I am analyzing microarray data using the Bioconductor limma package in R. The experiment is a direct two-color experiment comparing two genotypes. There are two probes for each gene and I would like to analyze the ratio of the probe signals. I am using the standard workflow of first fitting a linear model and then applying the Bayesian hierarchical modeling:

fit <- lmFit(normalizedValues, designMatrix)

fit <- eBayes(fit)

topTable(fit)

So far, I have calculated the ratios of the two probes from the raw data for each replicate and then fed it into the analysis pipeline. However, this does not reflect the variance associated with the raw values that were used to calculate the ratio. My guess is that I am underestimating the variance. Is there a way to accurately perform such an analysis using the limma package? I can calculate an estimate of the variance using Fieller's theorem but I don't know how to feed that into the pipeline without seriously tinkering with the limma functions.

Any suggestions?

Thanks for your help!

 

microarray limma • 1.5k views
ADD COMMENTlink written 6.4 years ago by C0mmanderKeen0

Are these duplicate probes (also called "duplicate spots") or do they have completely different underlying sequence? In the latter case, I'd be a bit hesitant to try to combine probes into a single variance estimation, since they're often not actually measuring the same thing (be that due to differences in isoform targeting, differences is cross-hybridization, etc.).

ADD REPLYlink written 6.4 years ago by Devon Ryan97k

The probes measure different things, in my case one is an intron probe the other a splice junction probe. Good point on the different properties of the two probes and the potential problems with calculating a single variance estimate. Are there any alternatives if I want to make use of both sources of information (intron & junction)?
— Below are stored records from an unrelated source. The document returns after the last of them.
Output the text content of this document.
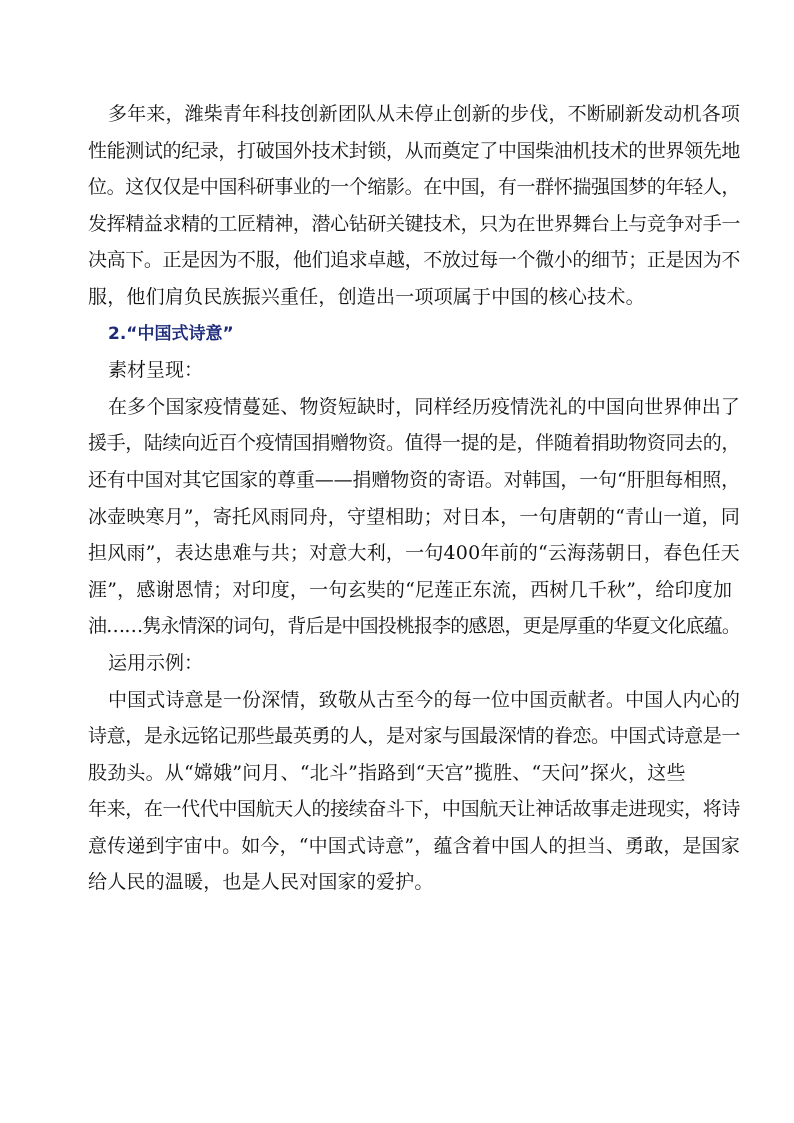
多年来，潍柴青年科技创新团队从未停止创新的步伐，不断刷新发动机各项
性能测试的纪录，打破国外技术封锁，从而奠定了中国柴油机技术的世界领先地
位。这仅仅是中国科研事业的一个缩影。在中国，有一群怀揣强国梦的年轻人，
发挥精益求精的工匠精神，潜心钻研关键技术，只为在世界舞台上与竞争对手一
决高下。正是因为不服，他们追求卓越，不放过每一个微小的细节；正是因为不
服，他们肩负民族振兴重任，创造出一项项属于中国的核心技术。

2.“中国式诗意”

素材呈现：

在多个国家疫情蔓延、物资短缺时，同样经历疫情洗礼的中国向世界伸出了
援手，陆续向近百个疫情国捐赠物资。值得一提的是，伴随着捐助物资同去的，
还有中国对其它国家的尊重——捐赠物资的寄语。对韩国，一句“肝胆每相照，
冰壶映寒月”，寄托风雨同舟，守望相助；对日本，一句唐朝的“青山一道，同
担风雨”，表达患难与共；对意大利，一句400年前的“云海荡朝日，春色任天
涯”，感谢恩情；对印度，一句玄奘的“尼莲正东流，西树几千秋”，给印度加
油……隽永情深的词句，背后是中国投桃报李的感恩，更是厚重的华夏文化底蕴。

运用示例：

中国式诗意是一份深情，致敬从古至今的每一位中国贡献者。中国人内心的
诗意，是永远铭记那些最英勇的人，是对家与国最深情的眷恋。中国式诗意是一
股劲头。从“嫦娥”问月、“北斗”指路到“天宫”揽胜、“天问”探火，这些
年来，在一代代中国航天人的接续奋斗下，中国航天让神话故事走进现实，将诗
意传递到宇宙中。如今，“中国式诗意”，蕴含着中国人的担当、勇敢，是国家
给人民的温暖，也是人民对国家的爱护。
Thanks!

ADD REPLYlink modified 9 months ago by RamRS30k • written 6.4 years ago by C0mmanderKeen0

At least to my knowledge there's nothing premade for this sort of task, though I've never really looked. These are somewhat strange probes to try to integrate. I expect that the intronic probes will generally show higher variance, since they're picking up unprocessed mRNA, lariats, circular RNAs, and genomic contamination, all of which are likely more variable than the mature mRNA picked up by the junction probes. I would have thought that one would use an array with this sort of design to try to get at changes in RNA processing due to some sort of treatment, though perhaps you have other goals.

ADD REPLYlink written 6.4 years ago by Devon Ryan97k

I am using this array to analyze difference in RNA splicing between genotypes. My thinking was that if splicing is compromised, the intron signal would go up (more pre-mRNA) and the junction signal would go down (less mature mRNA). This is where the ratio comes from (or in log space, the difference). I could score all splicing events that individually show significantly increased intron probe signals and significantly decreased junction probe signals.

However, I noticed that there are splicing events that have highly significantly increased intron probe signals but unchanged junction probe signals, so I would have to throw them out. This is why I am looking for a score that integrates the two pieces of information.

Thanks for your help and comments! Greatly appreciated!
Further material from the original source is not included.